Forcing and Diagnosing Failure Modes of Fourier Neural Operators Across Diverse PDE Families
Lennon Shikhman
TL;DR
This study addresses the robustness of Fourier Neural Operators (FNOs) when faced with real-world distribution shifts, long-horizon rollouts, and structural perturbations across five PDE families, rather than optimizing in-distribution accuracy. It introduces a stress-testing framework with parameter and boundary shifts, resolution extrapolation, rollouts, and input perturbations, evaluated on an ensemble of $N=200$ seeds per PDE to yield a degradation factor $D$ that quantifies performance loss.
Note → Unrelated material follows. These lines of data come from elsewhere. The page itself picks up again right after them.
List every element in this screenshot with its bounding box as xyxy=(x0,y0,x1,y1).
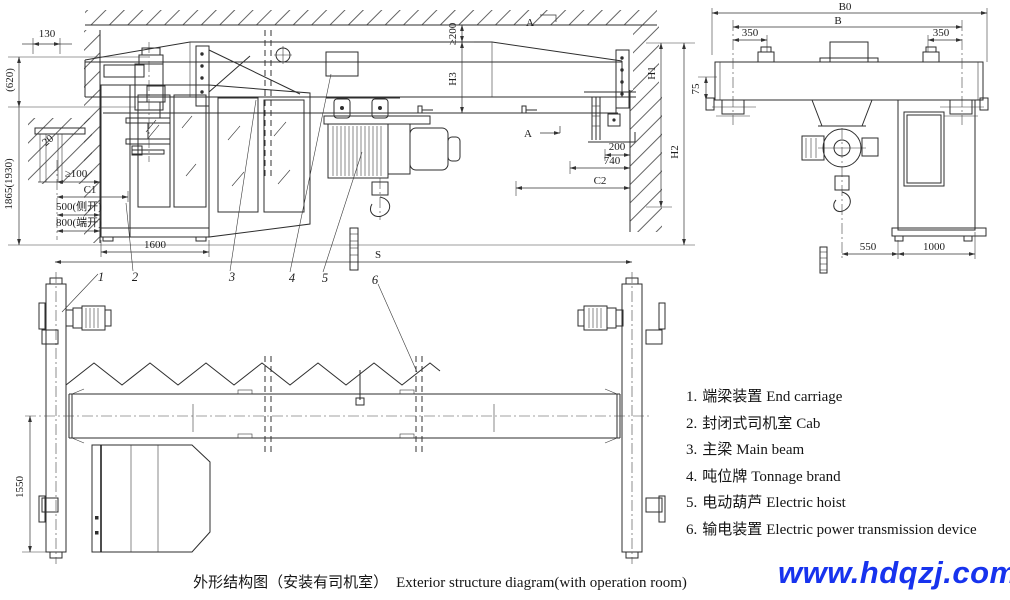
legend-item-main-beam: 3.主梁Main beam xyxy=(686,437,1010,464)
cab-front xyxy=(101,85,310,241)
dim-75: 75 xyxy=(690,83,702,95)
legend-num: 5. xyxy=(686,495,697,511)
dim-130: 130 xyxy=(39,28,56,40)
legend-en: Electric hoist xyxy=(766,495,846,511)
caption-en: Exterior structure diagram(with operatio… xyxy=(396,575,687,591)
legend-en: Main beam xyxy=(736,442,804,458)
legend-en: Electric power transmission device xyxy=(766,522,976,538)
legend-zh: 吨位牌 xyxy=(702,469,747,485)
dim-740: 740 xyxy=(604,155,621,167)
front-view: 130 (620) 1865(1930) 20 ≥100 C1 500(侧开) … xyxy=(3,10,695,372)
dim-b: B xyxy=(834,15,841,27)
parts-legend: 1.端梁装置End carriage 2.封闭式司机室Cab 3.主梁Main … xyxy=(686,384,1010,543)
dim-350-left: 350 xyxy=(742,27,759,39)
cab-side xyxy=(892,100,986,241)
power-feed-drop xyxy=(350,228,358,270)
leader-3: 3 xyxy=(228,270,235,284)
dim-620: (620) xyxy=(4,68,16,92)
legend-zh: 输电装置 xyxy=(702,522,762,538)
dim-500-side-open: 500(侧开) xyxy=(56,200,102,213)
legend-num: 1. xyxy=(686,389,697,405)
watermark-link[interactable]: www.hdqzj.com xyxy=(778,555,1010,591)
dim-350-right: 350 xyxy=(933,27,950,39)
drawing-caption: 外形结构图（安装有司机室）Exterior structure diagram(… xyxy=(140,571,740,592)
side-view: B0 B 350 350 75 550 1000 xyxy=(690,1,988,273)
dim-s: S xyxy=(375,249,381,261)
legend-en: Cab xyxy=(796,416,820,432)
legend-zh: 端梁装置 xyxy=(702,389,762,405)
leader-2: 2 xyxy=(132,270,138,284)
dim-1000: 1000 xyxy=(923,241,946,253)
hoist-drum-ribs xyxy=(333,126,381,176)
legend-num: 2. xyxy=(686,416,697,432)
dim-b0: B0 xyxy=(839,1,852,13)
dim-h1: H1 xyxy=(646,66,658,79)
section-label-a-top: A xyxy=(526,17,534,29)
legend-item-power-transmission: 6.输电装置Electric power transmission device xyxy=(686,517,1010,544)
legend-zh: 电动葫芦 xyxy=(702,495,762,511)
side-dimensions: B0 B 350 350 75 550 1000 xyxy=(690,1,987,259)
leader-5: 5 xyxy=(322,271,328,285)
legend-num: 3. xyxy=(686,442,697,458)
dim-550: 550 xyxy=(860,241,877,253)
tonnage-brand xyxy=(326,52,358,76)
dim-800-end-open: 800(端开) xyxy=(56,216,102,229)
legend-item-tonnage-brand: 4.吨位牌Tonnage brand xyxy=(686,464,1010,491)
leader-1: 1 xyxy=(98,270,104,284)
section-label-a-bottom: A xyxy=(524,128,532,140)
leader-4: 4 xyxy=(289,271,295,285)
plan-main-beam xyxy=(25,356,650,452)
legend-zh: 封闭式司机室 xyxy=(702,416,792,432)
leader-6: 6 xyxy=(372,273,379,287)
legend-num: 4. xyxy=(686,469,697,485)
dim-200: 200 xyxy=(609,141,626,153)
plan-end-carriage-right xyxy=(578,272,665,564)
dim-c2: C2 xyxy=(594,175,607,187)
dim-h3: H3 xyxy=(447,72,459,86)
dim-c1: C1 xyxy=(84,184,97,196)
end-carriage-right xyxy=(584,50,636,142)
legend-zh: 主梁 xyxy=(702,442,732,458)
end-carriage-left xyxy=(126,42,300,162)
dim-1865-1930: 1865(1930) xyxy=(3,158,15,210)
legend-en: Tonnage brand xyxy=(751,469,840,485)
electric-hoist-front xyxy=(324,98,460,220)
caption-zh: 外形结构图（安装有司机室） xyxy=(193,575,388,591)
plan-view: 1550 xyxy=(14,272,665,564)
legend-num: 6. xyxy=(686,522,697,538)
legend-item-cab: 2.封闭式司机室Cab xyxy=(686,411,1010,438)
festoon-cable xyxy=(66,363,440,405)
legend-item-end-carriage: 1.端梁装置End carriage xyxy=(686,384,1010,411)
dim-1550: 1550 xyxy=(14,476,26,499)
power-feed-drop-side xyxy=(820,247,827,273)
plan-dimensions: 1550 xyxy=(14,416,46,552)
legend-item-electric-hoist: 5.电动葫芦Electric hoist xyxy=(686,490,1010,517)
dim-h2: H2 xyxy=(669,145,681,158)
leader-callouts: 1 2 3 4 5 6 xyxy=(62,74,417,372)
dim-ge100: ≥100 xyxy=(65,168,88,180)
cab-plan xyxy=(92,445,210,552)
crane-exterior-structure-page: 130 (620) 1865(1930) 20 ≥100 C1 500(侧开) … xyxy=(0,0,1010,600)
legend-en: End carriage xyxy=(766,389,842,405)
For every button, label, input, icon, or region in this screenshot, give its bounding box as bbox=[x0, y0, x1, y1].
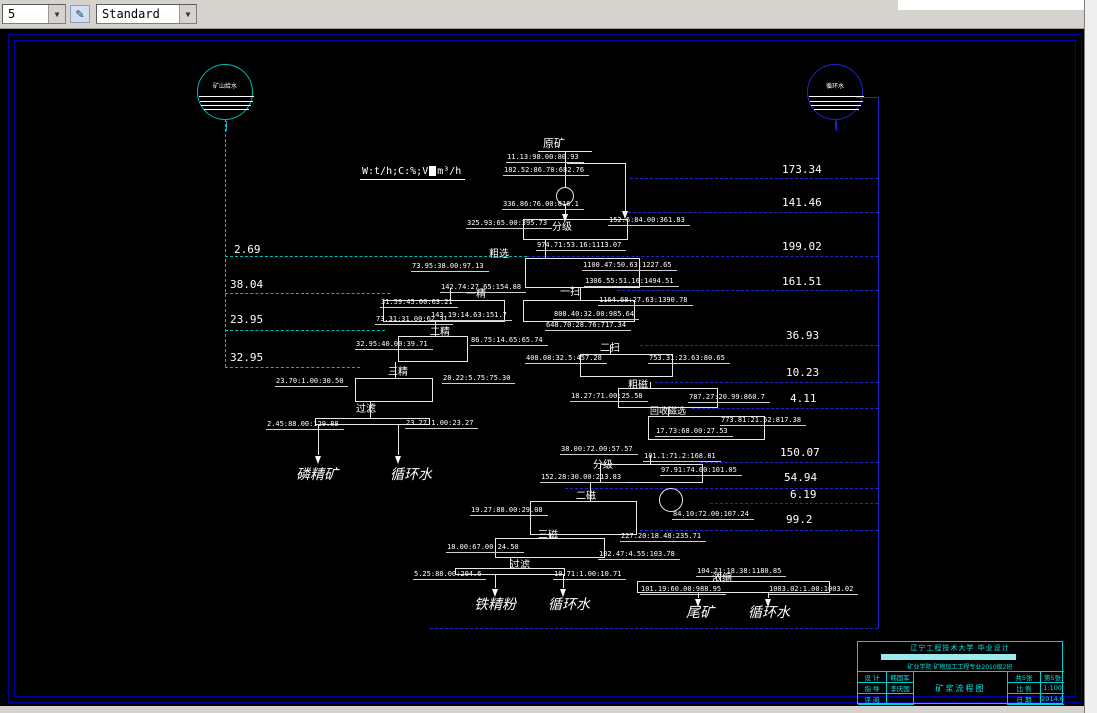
stream-annotation: 1306.55:51.16:1494.51 bbox=[584, 277, 679, 287]
water-flow-value: 23.95 bbox=[230, 314, 263, 326]
flow-line bbox=[640, 530, 878, 531]
product-label: 磷精矿 bbox=[296, 468, 338, 483]
flow-line bbox=[225, 256, 527, 257]
flow-line bbox=[710, 503, 878, 504]
stream-annotation: 73.95:38.00:97.13 bbox=[411, 262, 489, 272]
tb-value-scale: 1:100 bbox=[1041, 683, 1064, 694]
stream-annotation: 787.27:20.99:860.7 bbox=[688, 393, 770, 403]
stream-annotation: 18.27:71.00:25.58 bbox=[570, 392, 648, 402]
stream-annotation: 97.91:74.00:101.05 bbox=[660, 466, 742, 476]
water-tank: 矿山给水 bbox=[197, 64, 253, 120]
title-block: 辽宁工程技术大学 毕业设计 矿业学院 矿物加工工程专业2010级2班 设 计 韩… bbox=[857, 641, 1063, 704]
stream-annotation: 11.13:98.00:80.93 bbox=[506, 153, 584, 163]
product-label: 铁精粉 bbox=[474, 598, 516, 613]
water-flow-value: 199.02 bbox=[782, 241, 822, 253]
stream-annotation: 974.71:53.16:1113.07 bbox=[536, 241, 626, 251]
legend-prefix: W:t/h;C:%;V bbox=[362, 166, 428, 177]
water-tank: 循环水 bbox=[807, 64, 863, 120]
flow-line bbox=[655, 382, 878, 383]
product-label: 循环水 bbox=[390, 468, 432, 483]
equipment-label: 二扫 bbox=[600, 343, 620, 354]
stream-annotation: 23.70:1.00:30.50 bbox=[275, 377, 348, 387]
stream-annotation: 101.19:60.00:988.95 bbox=[640, 585, 726, 595]
stream-annotation: 17.73:68.00:27.53 bbox=[655, 427, 733, 437]
flow-line bbox=[225, 330, 385, 331]
flow-arrow-icon bbox=[492, 589, 498, 597]
flowsheet-diagram: 矿山给水循环水11.13:98.00:80.93182.52:86.70:682… bbox=[0, 0, 1084, 713]
flow-line bbox=[630, 178, 878, 179]
water-flow-value: 4.11 bbox=[790, 393, 817, 405]
equipment-label: 粗磁 bbox=[628, 380, 648, 391]
flow-line bbox=[640, 345, 878, 346]
status-strip bbox=[0, 706, 1084, 713]
equipment-label: 一扫 bbox=[560, 287, 580, 298]
equipment-label: 一精 bbox=[466, 289, 486, 300]
tank-water-line bbox=[809, 96, 864, 97]
stream-annotation: 143.19:14.63:151.7 bbox=[430, 311, 512, 321]
tank-water-line bbox=[200, 101, 253, 102]
water-flow-value: 141.46 bbox=[782, 197, 822, 209]
title-block-department: 矿业学院 矿物加工工程专业2010级2班 bbox=[858, 662, 1062, 671]
flow-line bbox=[700, 462, 878, 463]
stream-annotation: 336.86:76.00:816.1 bbox=[502, 200, 584, 210]
equipment-box bbox=[355, 378, 433, 402]
stream-annotation: 1003.02:1.00:1003.02 bbox=[768, 585, 858, 595]
tb-value-design: 韩国军 bbox=[887, 672, 914, 683]
tank-water-line bbox=[811, 105, 861, 106]
flow-line bbox=[565, 488, 878, 489]
equipment-label: 二磁 bbox=[576, 491, 596, 502]
stream-annotation: 408.08:32.5:457.28 bbox=[525, 354, 607, 364]
tb-label-date: 日 期 bbox=[1008, 694, 1041, 705]
water-flow-value: 150.07 bbox=[780, 447, 820, 459]
stream-annotation: 84.10:72.00:107.24 bbox=[672, 510, 754, 520]
flow-line bbox=[878, 97, 879, 628]
stream-annotation: 1164.68:27.63:1390.78 bbox=[598, 296, 693, 306]
title-block-highlight-bar bbox=[881, 654, 1016, 660]
equipment-label: 过滤 bbox=[356, 404, 376, 415]
stream-annotation: 38.00:72.00:57.57 bbox=[560, 445, 638, 455]
water-flow-value: 6.19 bbox=[790, 489, 817, 501]
flow-arrow-icon bbox=[562, 214, 568, 222]
equipment-label: 三磁 bbox=[538, 530, 558, 541]
tb-label-review: 评 阅 bbox=[858, 694, 887, 705]
tb-label-advisor: 指 导 bbox=[858, 683, 887, 694]
flow-line bbox=[225, 293, 390, 294]
stream-annotation: 152.28:30.00:213.83 bbox=[540, 473, 626, 483]
stream-annotation: 31.59:45.00:63.21 bbox=[380, 298, 458, 308]
water-flow-value: 10.23 bbox=[786, 367, 819, 379]
equipment-label: 分级 bbox=[593, 460, 613, 471]
equipment-label: 原矿 bbox=[543, 138, 565, 149]
product-label: 循环水 bbox=[748, 606, 790, 621]
title-block-university: 辽宁工程技术大学 毕业设计 bbox=[858, 643, 1062, 653]
flow-line bbox=[567, 163, 625, 164]
flow-line bbox=[617, 290, 878, 291]
stream-annotation: 773.81:21.52:817.38 bbox=[720, 416, 806, 426]
pump-circle bbox=[659, 488, 683, 512]
equipment-label: 回收磁选 bbox=[650, 407, 686, 418]
drawing-canvas[interactable]: 矿山给水循环水11.13:98.00:80.93182.52:86.70:682… bbox=[0, 29, 1084, 706]
flow-line bbox=[527, 256, 878, 257]
title-block-table: 设 计 韩国军 指 导 李庆国 评 阅 矿浆流程图 共5张 第5张 比 例 1:… bbox=[858, 671, 1064, 705]
tb-value-date: 2014.6 bbox=[1041, 694, 1064, 705]
tb-sheets-total: 共5张 bbox=[1008, 672, 1041, 683]
drawing-title: 矿浆流程图 bbox=[914, 672, 1008, 705]
equipment-label: 浓缩 bbox=[712, 573, 732, 584]
tank-water-line bbox=[814, 109, 859, 110]
equipment-label: 过滤 bbox=[510, 560, 530, 571]
water-flow-value: 36.93 bbox=[786, 330, 819, 342]
legend-suffix: m³/h bbox=[437, 166, 461, 177]
water-flow-value: 32.95 bbox=[230, 352, 263, 364]
flow-line bbox=[225, 367, 360, 368]
product-label: 循环水 bbox=[548, 598, 590, 613]
stream-annotation: 28.22:5.75:75.30 bbox=[442, 374, 515, 384]
equipment-label: 粗选 bbox=[489, 249, 509, 260]
tank-label: 循环水 bbox=[808, 81, 862, 90]
equipment-label: 分级 bbox=[552, 222, 572, 233]
water-flow-value: 173.34 bbox=[782, 164, 822, 176]
stream-annotation: 104.21:18.38:1180.85 bbox=[696, 567, 786, 577]
stream-annotation: 325.93:65.00:395.73 bbox=[466, 219, 552, 229]
stream-annotation: 19.27:88.00:29.08 bbox=[470, 506, 548, 516]
product-label: 尾矿 bbox=[686, 606, 714, 621]
stream-annotation: 1100.47:50.63:1227.65 bbox=[582, 261, 677, 271]
stream-annotation: 808.40:32.00:985.64 bbox=[553, 310, 639, 320]
stream-annotation: 32.95:40.00:39.71 bbox=[355, 340, 433, 350]
stream-annotation: 227.20:18.48:235.71 bbox=[620, 532, 706, 542]
tb-sheet-number: 第5张 bbox=[1041, 672, 1064, 683]
water-flow-value: 99.2 bbox=[786, 514, 813, 526]
flow-arrow-icon bbox=[315, 456, 321, 464]
stream-annotation: 753.31:23.63:80.65 bbox=[648, 354, 730, 364]
water-flow-value: 38.04 bbox=[230, 279, 263, 291]
stream-annotation: 101.1:71.2:168.81 bbox=[643, 452, 721, 462]
tank-stem bbox=[836, 121, 837, 131]
water-flow-value: 161.51 bbox=[782, 276, 822, 288]
water-flow-value: 54.94 bbox=[784, 472, 817, 484]
tank-water-line bbox=[201, 105, 251, 106]
equipment-label: 三精 bbox=[388, 367, 408, 378]
tb-value-advisor: 李庆国 bbox=[887, 683, 914, 694]
stream-annotation: 5.25:88.00:204.6 bbox=[413, 570, 486, 580]
stream-annotation: 2.45:88.00:129.88 bbox=[266, 420, 344, 430]
tb-label-scale: 比 例 bbox=[1008, 683, 1041, 694]
flow-line bbox=[692, 408, 878, 409]
tank-stem bbox=[226, 121, 227, 131]
tb-value-review bbox=[887, 694, 914, 705]
flow-line bbox=[628, 212, 878, 213]
stream-annotation: 10.71:1.00:10.71 bbox=[553, 570, 626, 580]
flow-line bbox=[625, 163, 626, 212]
flow-line bbox=[580, 288, 581, 300]
tank-label: 矿山给水 bbox=[198, 81, 252, 90]
stream-annotation: 86.75:14.65:65.74 bbox=[470, 336, 548, 346]
water-flow-value: 2.69 bbox=[234, 244, 261, 256]
equipment-label: 二精 bbox=[430, 327, 450, 338]
tank-water-line bbox=[199, 96, 254, 97]
tank-water-line bbox=[204, 109, 249, 110]
flow-line bbox=[398, 425, 399, 455]
tank-water-line bbox=[810, 101, 863, 102]
text-cursor bbox=[429, 166, 436, 176]
stream-annotation: 23.27:1.00:23.27 bbox=[405, 419, 478, 429]
flow-arrow-icon bbox=[395, 456, 401, 464]
stream-annotation: 152.6:84.00:361.83 bbox=[608, 216, 690, 226]
units-legend: W:t/h;C:%;Vm³/h bbox=[360, 166, 465, 180]
stream-annotation: 182.52:86.70:682.76 bbox=[503, 166, 589, 176]
stream-annotation: 648.70:28.76:717.34 bbox=[545, 321, 631, 331]
flow-arrow-icon bbox=[560, 589, 566, 597]
tb-label-design: 设 计 bbox=[858, 672, 887, 683]
flow-line bbox=[495, 575, 496, 588]
right-scrollbar-strip[interactable] bbox=[1084, 0, 1097, 713]
flow-line bbox=[430, 628, 878, 629]
stream-annotation: 102.47:4.55:103.78 bbox=[598, 550, 680, 560]
stream-annotation: 18.00:67.00:24.50 bbox=[446, 543, 524, 553]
Across nonlinear Schrödinger, Poisson, Navier–Stokes, Black–Scholes, and Kuramoto–Sivashinsky equations, the authors observe universal failure modes such as spectral bias toward high-frequency content, large errors under boundary/parameter shifts, and substantial long-horizon rollout degradation, alongside PDE-specific vulnerabilities (e.g., discontinuous payoffs in Black–Scholes). The findings highlight the importance of multi-scale, boundary-aware, and stability-promoting architectures, and lay out a practical robustness evaluation suite to benchmark and improve operator learning for reliable, real-world PDE solving. These insights advance the understanding of where neural operators can be trusted and how to design models that better generalize under realistic perturbations.
Abstract
Fourier Neural Operators (FNOs) have shown strong performance in learning solution maps of partial differential equations (PDEs), but their robustness under distribution shifts, long-horizon rollouts, and structural perturbations remains poorly understood. We present a systematic stress-testing framework that probes failure modes of FNOs across five qualitatively different PDE families: dispersive, elliptic, multi-scale fluid, financial, and chaotic systems. Rather than optimizing in-distribution accuracy, we design controlled stress tests--including parameter shifts, boundary or terminal condition changes, resolution extrapolation with spectral analysis, and iterative rollouts--to expose vulnerabilities such as spectral bias, compounding integration errors, and overfitting to restricted boundary regimes. Our large-scale evaluation (1{,}000 trained models) reveals that distribution shifts in parameters or boundary conditions can inflate errors by more than an order of magnitude, while resolution changes primarily concentrate error in high-frequency modes. Input perturbations generally do not amplify error, though worst-case scenarios (e.g., localized Poisson perturbations) remain challenging. These findings provide a comparative failure-mode atlas and actionable insights for improving robustness in operator learning.